C’est sous le mystérieux nom de Reed 013 que l’ex-chanteur de Norma Loy réalise depuis 10 ans des photos numériques (1), où le corps est roi et reine. Au carrefour du surréalisme, du body art et de l’impresionnisme mutant, ses photos percutent les regards. 

Quels sont vos thèmes et sujets de prédilection pour la réalisations de vos photos ? Votre relation avec le corps humain est très présent dans votre travail.
Le corps est mon sujet principal. Il n’y a pas d’autre support que le corps, qu’il soit défini ou non comme artistique, puisque le corps est le support même de notre perception, la raison de nos sensations et l’objet de notre incarnation. Parler du monde, c’est parler du (et par notre) corps.
Nous changeons sans arrêt de corps, je dirais “à notre corps défendant”, notre corps est aussi volatil que notre pensée. Chacune de nos cellules se détruit, mute ou se renouvelle en permanence : qu’y a t-il de plus étranger à nous même que celui que nous avons été, sinon celui que nous deviendrons ? Seule la puissance de l’ego nous aveugle et entretient en nous l’idée de permanence, nous maintenant dans une trajectoire ayant le mérite d’apporter un semblant de cohérence.
Si nous sommes incarnés en tant qu’être, toute désincarnation est de l’ordre de l’accident puisqu’il faudrait parler de désincarcération d’un corps habitacle.
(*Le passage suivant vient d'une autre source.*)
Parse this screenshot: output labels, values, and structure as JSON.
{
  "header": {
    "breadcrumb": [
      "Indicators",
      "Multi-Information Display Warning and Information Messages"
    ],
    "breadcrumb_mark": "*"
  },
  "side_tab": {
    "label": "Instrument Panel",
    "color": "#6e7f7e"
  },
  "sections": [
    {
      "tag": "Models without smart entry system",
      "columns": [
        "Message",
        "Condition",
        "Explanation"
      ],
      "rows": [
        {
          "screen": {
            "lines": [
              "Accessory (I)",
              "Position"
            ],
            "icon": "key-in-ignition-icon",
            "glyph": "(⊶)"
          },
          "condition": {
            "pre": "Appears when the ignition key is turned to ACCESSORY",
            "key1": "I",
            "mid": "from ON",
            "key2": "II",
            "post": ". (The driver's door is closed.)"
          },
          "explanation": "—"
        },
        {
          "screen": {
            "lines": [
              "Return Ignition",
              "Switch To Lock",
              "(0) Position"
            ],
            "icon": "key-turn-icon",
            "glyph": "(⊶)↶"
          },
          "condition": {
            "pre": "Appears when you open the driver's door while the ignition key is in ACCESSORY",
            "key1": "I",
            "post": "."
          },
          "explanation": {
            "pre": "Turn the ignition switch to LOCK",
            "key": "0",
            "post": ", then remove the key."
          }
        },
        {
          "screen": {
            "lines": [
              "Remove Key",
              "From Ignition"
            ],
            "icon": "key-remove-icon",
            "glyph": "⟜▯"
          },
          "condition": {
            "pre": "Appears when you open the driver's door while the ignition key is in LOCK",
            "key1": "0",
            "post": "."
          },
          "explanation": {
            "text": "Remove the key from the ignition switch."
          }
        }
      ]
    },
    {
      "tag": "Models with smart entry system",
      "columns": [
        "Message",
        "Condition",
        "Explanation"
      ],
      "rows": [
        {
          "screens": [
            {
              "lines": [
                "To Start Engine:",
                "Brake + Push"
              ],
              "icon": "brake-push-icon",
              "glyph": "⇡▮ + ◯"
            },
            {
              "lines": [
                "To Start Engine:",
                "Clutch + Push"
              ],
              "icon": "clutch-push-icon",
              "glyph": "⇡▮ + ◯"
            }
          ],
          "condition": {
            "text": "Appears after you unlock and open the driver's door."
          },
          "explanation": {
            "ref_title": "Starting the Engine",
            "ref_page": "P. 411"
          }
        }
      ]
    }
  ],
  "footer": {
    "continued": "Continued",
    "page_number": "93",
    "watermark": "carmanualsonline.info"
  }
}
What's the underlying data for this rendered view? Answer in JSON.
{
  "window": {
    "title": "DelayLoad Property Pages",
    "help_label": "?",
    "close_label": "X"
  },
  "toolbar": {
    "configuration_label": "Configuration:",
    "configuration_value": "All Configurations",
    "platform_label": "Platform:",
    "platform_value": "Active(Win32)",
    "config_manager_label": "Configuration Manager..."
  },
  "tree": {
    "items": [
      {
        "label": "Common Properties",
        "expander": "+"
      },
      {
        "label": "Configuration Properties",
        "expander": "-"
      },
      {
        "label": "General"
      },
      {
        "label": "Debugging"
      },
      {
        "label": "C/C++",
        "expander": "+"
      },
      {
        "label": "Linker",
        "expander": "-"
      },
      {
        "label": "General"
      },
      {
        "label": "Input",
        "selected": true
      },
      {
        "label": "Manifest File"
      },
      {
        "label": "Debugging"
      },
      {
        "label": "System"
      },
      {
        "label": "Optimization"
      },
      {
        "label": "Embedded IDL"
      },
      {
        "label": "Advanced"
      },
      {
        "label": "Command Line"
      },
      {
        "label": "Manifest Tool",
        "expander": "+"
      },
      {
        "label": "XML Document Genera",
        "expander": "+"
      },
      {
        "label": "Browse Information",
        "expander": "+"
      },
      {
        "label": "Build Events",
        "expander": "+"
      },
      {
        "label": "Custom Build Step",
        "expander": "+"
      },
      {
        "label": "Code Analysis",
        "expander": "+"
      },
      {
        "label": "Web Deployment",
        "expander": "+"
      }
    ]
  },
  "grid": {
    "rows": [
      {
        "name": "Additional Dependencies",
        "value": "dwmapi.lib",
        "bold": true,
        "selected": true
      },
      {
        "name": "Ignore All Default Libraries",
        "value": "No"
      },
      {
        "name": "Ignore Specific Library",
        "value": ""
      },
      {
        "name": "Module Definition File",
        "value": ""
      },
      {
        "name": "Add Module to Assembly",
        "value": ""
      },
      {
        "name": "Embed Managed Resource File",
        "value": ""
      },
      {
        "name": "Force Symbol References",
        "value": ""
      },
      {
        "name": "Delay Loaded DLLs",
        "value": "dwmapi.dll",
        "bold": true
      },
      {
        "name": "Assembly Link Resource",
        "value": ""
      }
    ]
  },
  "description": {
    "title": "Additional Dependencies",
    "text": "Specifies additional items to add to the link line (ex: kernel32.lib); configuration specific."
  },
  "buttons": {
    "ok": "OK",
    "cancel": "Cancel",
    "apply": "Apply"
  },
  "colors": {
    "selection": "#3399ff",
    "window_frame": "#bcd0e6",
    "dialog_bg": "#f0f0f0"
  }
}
Le corps me fascine depuis toujours, je le trouve émouvant car il raconte une histoire à la fois commune et unique. L’intimité de l’autre me renvoie à la mienne propre et me questionne. Le corps féminin, parce qu'il m’est plus étranger, me permet de prendre une certaine distance tout en exacerbant le mystère d’être autre et, au bout du compte, me renvoie à la notion de sacré, celui des origines, de la dissociation, de l’esprit et de la matière. Je pense que le lien qui nous unit et nous permet de vivre est celui du désir, en tant que force vitale. C’est fondamental, essayer de se confronter à cette problématique du corps et du désir, cela s’apparente à une quête dont on sait bien qu’elle ne sera jamais résolue, mais dont le chemin que l’on doit parcourir nous aide à vivre.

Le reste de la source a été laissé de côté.